Donnerstag, 13. März 2008

Neuer Schulbus zur Waldorfschule

Mit Beginn des Sommersemesters wurde ein Einzieher der Linie 77 so umgelegt, dass er vor der Fahrt in die Garage über die St. Peter Hauptstraße zur Waldorfschule fährt, um den Schülern eine direkte Verbindung in die Schule zu bieten.

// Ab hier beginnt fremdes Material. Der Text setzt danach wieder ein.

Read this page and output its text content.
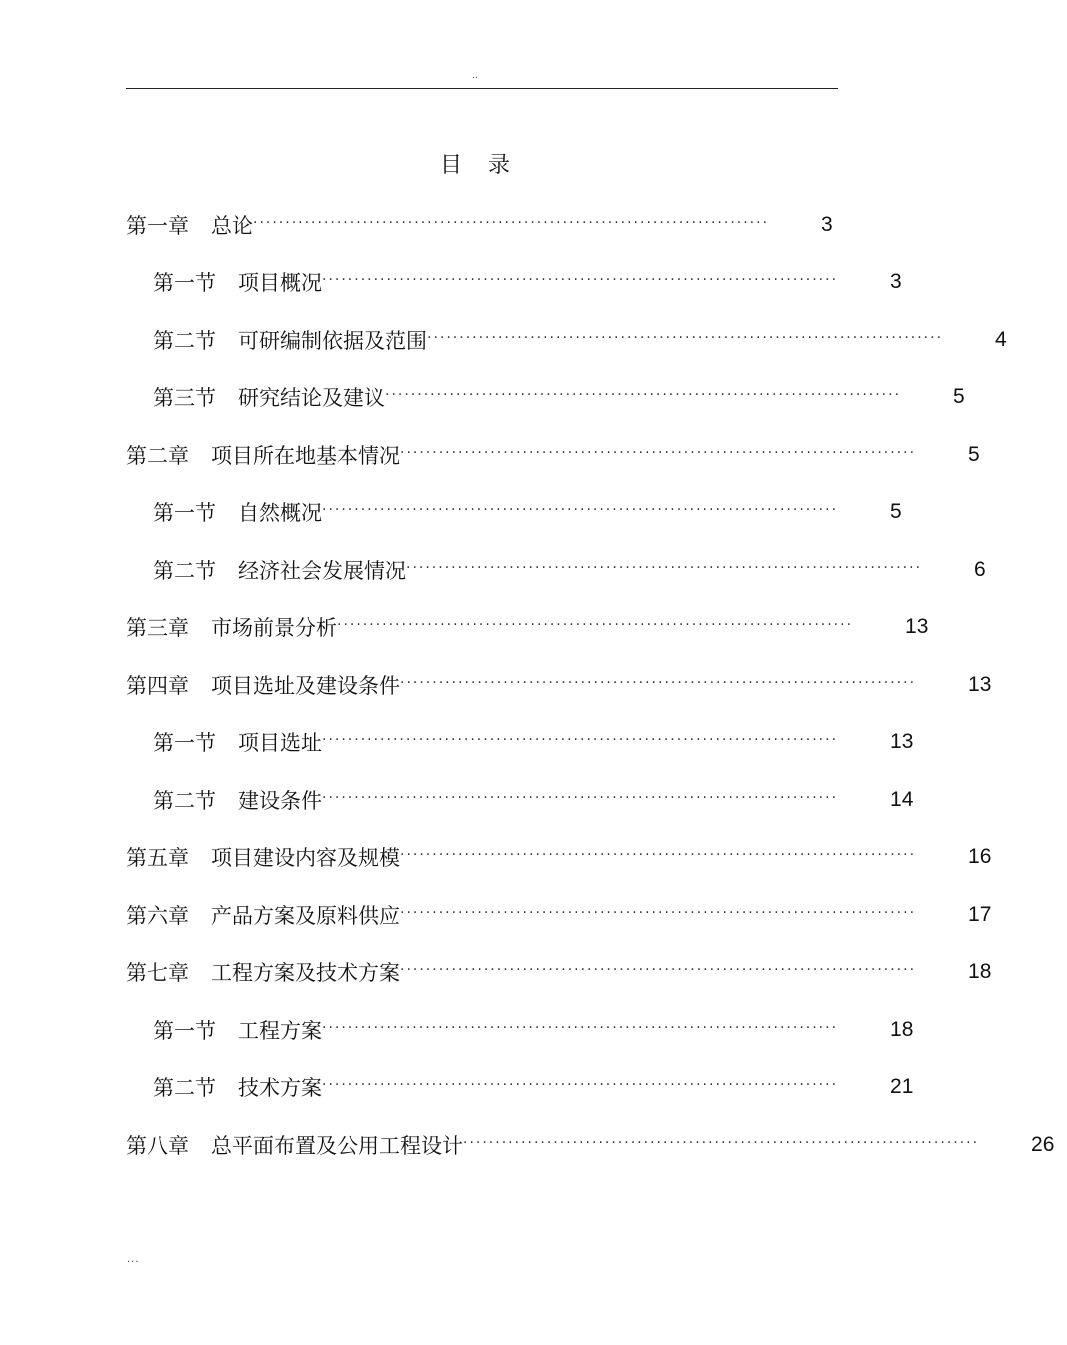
..
目录
第一章 总论 ················································································ 3
第一节 项目概况 ················································································ 3
第二节 可研编制依据及范围 ················································································ 4
第三节 研究结论及建议 ················································································ 5
第二章 项目所在地基本情况 ················································································ 5
第一节 自然概况 ················································································ 5
第二节 经济社会发展情况 ················································································ 6
第三章 市场前景分析 ················································································ 13
第四章 项目选址及建设条件 ················································································ 13
第一节 项目选址 ················································································ 13
第二节 建设条件 ················································································ 14
第五章 项目建设内容及规模 ················································································ 16
第六章 产品方案及原料供应 ················································································ 17
第七章 工程方案及技术方案 ················································································ 18
第一节 工程方案 ················································································ 18
第二节 技术方案 ················································································ 21
第八章 总平面布置及公用工程设计 ················································································ 26
...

Die effiziente Nutzung von Einzieh- und Ausrückfahrten zur Bedienung wichtiger Punkte (wie zum Beispiel Schulen und Betriebe mit Schichtarbeit) könnte durchaus Schule machen -- etwa zur Verbindung von frühen S-Bahn-Ankünften mit Großbetrieben. FAHRGAST erarbeitet derzeit ein Konzept, diese Fahrten von und zur Garage sinnvoll umzulegen.

Montag, 7. Januar 2008

Linie 41 von den GVB betrieben - Linie 241 massiv verschlechtert

Seit 1. Jänner 2008 (de facto erst seit 7.1.2008) wird die Linie 41 nicht mehr vom Postbus, sondern von den GVB betrieben, weil diese die Ausschreibung gewonnen hatten.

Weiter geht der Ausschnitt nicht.